This dish comes together quite quickly and is deliciously sweet and savory. It’s perfect for an autumn meal. You could easily add other vegetables to this. Next time I might try adding some toasted pecans too.
1 cup soy curls or TVP (pre-hydration) or 1 block tofu (cubed) or 1 can beans
2 Tbsp soy butter (veg oil is an okay substitute)

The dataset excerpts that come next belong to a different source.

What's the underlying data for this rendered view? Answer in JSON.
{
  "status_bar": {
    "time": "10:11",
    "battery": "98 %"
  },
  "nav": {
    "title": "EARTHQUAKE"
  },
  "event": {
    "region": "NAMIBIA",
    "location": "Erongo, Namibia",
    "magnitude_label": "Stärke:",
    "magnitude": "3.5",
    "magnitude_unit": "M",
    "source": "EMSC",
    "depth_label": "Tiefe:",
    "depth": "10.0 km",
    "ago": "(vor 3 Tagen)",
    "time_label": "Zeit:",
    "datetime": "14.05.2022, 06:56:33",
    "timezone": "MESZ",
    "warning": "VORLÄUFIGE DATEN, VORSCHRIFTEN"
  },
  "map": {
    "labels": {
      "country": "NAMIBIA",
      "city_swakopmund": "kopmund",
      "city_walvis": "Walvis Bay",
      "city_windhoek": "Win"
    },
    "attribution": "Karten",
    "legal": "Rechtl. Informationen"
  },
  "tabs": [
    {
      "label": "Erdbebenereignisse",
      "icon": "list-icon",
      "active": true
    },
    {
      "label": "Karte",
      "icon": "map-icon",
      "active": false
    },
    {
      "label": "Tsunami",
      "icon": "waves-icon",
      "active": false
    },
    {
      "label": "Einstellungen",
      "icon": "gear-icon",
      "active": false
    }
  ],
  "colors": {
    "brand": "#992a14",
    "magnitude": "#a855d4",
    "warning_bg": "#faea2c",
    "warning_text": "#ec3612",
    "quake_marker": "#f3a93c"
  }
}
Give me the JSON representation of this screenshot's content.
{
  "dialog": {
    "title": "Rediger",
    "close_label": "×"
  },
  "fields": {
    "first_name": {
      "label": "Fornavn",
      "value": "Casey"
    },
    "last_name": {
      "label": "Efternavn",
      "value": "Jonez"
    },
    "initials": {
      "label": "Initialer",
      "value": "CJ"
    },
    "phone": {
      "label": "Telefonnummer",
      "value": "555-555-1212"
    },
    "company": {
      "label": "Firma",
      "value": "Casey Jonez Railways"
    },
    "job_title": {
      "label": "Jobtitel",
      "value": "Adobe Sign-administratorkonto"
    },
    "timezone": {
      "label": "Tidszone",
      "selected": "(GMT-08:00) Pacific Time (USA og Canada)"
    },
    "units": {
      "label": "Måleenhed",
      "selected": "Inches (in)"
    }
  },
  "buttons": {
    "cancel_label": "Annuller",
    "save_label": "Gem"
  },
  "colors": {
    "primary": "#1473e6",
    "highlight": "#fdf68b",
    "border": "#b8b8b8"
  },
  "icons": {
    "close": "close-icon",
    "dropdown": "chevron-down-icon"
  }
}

12-15 cloves garlic, minced
1 apple, diced
1 medium potato, sliced in thin crescents
3 Tbsp sage powder or 6 Tbsp fresh sage
1/2 tsp chipotle powder (optional)
1/2 – 1 cup veg broth
1/4 cup maple syrup
1/4-1/2 cup nutritional yeast
salt and pepper to taste
spaghetti (or grain of choice) to serve
Hydrate soy curls or TVP if using.
Melt butter in saucepan over medium heat. Add the garlic and stir for a minute or two, making sure not to let it burn. Add soy curls/TVP/tofu and stir-fry till golden brown (if using beans, just add them and proceed). Stir in the apple and potato. Add sage and chipotle, stirring till they cover everything. Add veg broth and maple syrup. Let simmer for 10-15 minutes, adding more veg broth as necessary to keep things from sticking. Stir in nutritional yeast till the sauce is the desired consistency. Add salt and pepper to taste.
I’m enjoying this with whole-wheat spaghetti; I imagine it would go well with wild rice, couscous, or quinoa too.